Four Key Separation Costs Must be Addressed

Separation costs can usually be classified into four categories: one-time costs, transitional services, dis-synergies, and stranded costs.

Four Key Separation Costs Must be Addressed | REV Partners

Targeting One-Time Costs

One-time costs involve the expenses a parent company incurs during the separation of operations, assets, and business restructuring. Such costs include relocation expenses and severance payments. The magnitude of one-time costs varies, with figures spanning from 1% to 4% of the divested business’s revenues and potentially reaching up to low single digits in particularly large and intricate carve-outs.

“The magnitude of one-time costs varies, with figures spanning from 1% to 4% of the divested business’s revenues and potentially reaching up to low single digits in particularly large and intricate carve-outs.”

Factors influencing these costs include deal size and complexity, such as the number of legal entities being separated or the degree of interdependence among processes, systems, and assets.

Managing Transitional Services

Transitional services comprise temporary support provided by the parent company to maintain the divested business’s operational continuity.
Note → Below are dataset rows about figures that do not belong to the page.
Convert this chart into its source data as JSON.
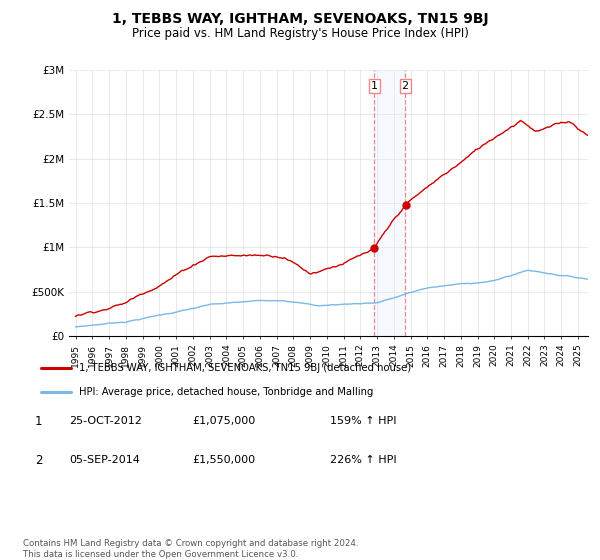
{
  "title": "1, TEBBS WAY, IGHTHAM, SEVENOAKS, TN15 9BJ",
  "subtitle": "Price paid vs. HM Land Registry's House Price Index (HPI)",
  "legend_line1": "1, TEBBS WAY, IGHTHAM, SEVENOAKS, TN15 9BJ (detached house)",
  "legend_line2": "HPI: Average price, detached house, Tonbridge and Malling",
  "transaction1_label": "1",
  "transaction1_date": "25-OCT-2012",
  "transaction1_price": "£1,075,000",
  "transaction1_hpi": "159% ↑ HPI",
  "transaction2_label": "2",
  "transaction2_date": "05-SEP-2014",
  "transaction2_price": "£1,550,000",
  "transaction2_hpi": "226% ↑ HPI",
  "footer": "Contains HM Land Registry data © Crown copyright and database right 2024.\nThis data is licensed under the Open Government Licence v3.0.",
  "hpi_color": "#7ab8e8",
  "price_color": "#cc0000",
  "marker_color": "#cc0000",
  "vline_color": "#ee8888",
  "shade_color": "#ddeeff",
  "ylim": [
    0,
    3000000
  ],
  "yticks": [
    0,
    500000,
    1000000,
    1500000,
    2000000,
    2500000,
    3000000
  ],
  "ytick_labels": [
    "£0",
    "£500K",
    "£1M",
    "£1.5M",
    "£2M",
    "£2.5M",
    "£3M"
  ],
  "transaction1_x": 2012.82,
  "transaction2_x": 2014.68,
  "xstart": 1995,
  "xend": 2025
}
These services, which typically last between 6 and 30 months after the deal closes, encompass a range of areas such as back-office operations, finance, maintenance, manufacturing, marketing, and sales. While the buyer generally covers ongoing transitional service expenses, the parent company shoulders the one-time costs associated with establishing these services.

Tackling Dis-synergies

Dis-synergies arise when economies of scale diminish and unit costs escalate after carving out a business. Common manifestations include lost scale in shared services, underutilized shared facilities, and revenue dis-synergies resulting from decreased cross-selling opportunities. Dis-synergies can lead to increased operational costs, as the divested entity may need to establish new processes or systems to replace.

Addressing Stranded Costs

Stranded costs are expenses that persist with the parent company post-divestiture and are connected to the divested business’s operations. These costs often involve personnel who continue providing transitional services to the buyer but become underutilized once the transitional service period concludes. Developing a strategy to manage these costs is crucial, which may involve identifying ways to operate more efficiently within a smaller organization.

Cost Control in Divestitures

To effectively manage separation costs, companies should adhere to these principles:

  1. Establish strategic design choices early in the carve-out process.
  2. Formulate a cost control plan, including an initial budget and proactive efforts to address stranded costs. Leveraging industry-specific insights and best practices to identify potential cost drivers and mitigate risks. Establish clear distinctions between separation costs and optimization costs (such as system upgrades) to better assess the reasonableness of expenses
  3. Maintain adherence to the plan by implementing a robust separation management office and enforcing a strict approval process for budgetary alterations. Implementing rigorous decision-making processes help.
  4. Concentrate on reducing stranded costs early and adopt a long-term perspective on dis-synergies, possibly reevaluating the operating model and utilizing zero-based budgeting.

By meticulously planning and executing the separation process, companies can sidestep excessive costs and preserve focus on their day-to-day operations, ultimately realizing their value-creation goals.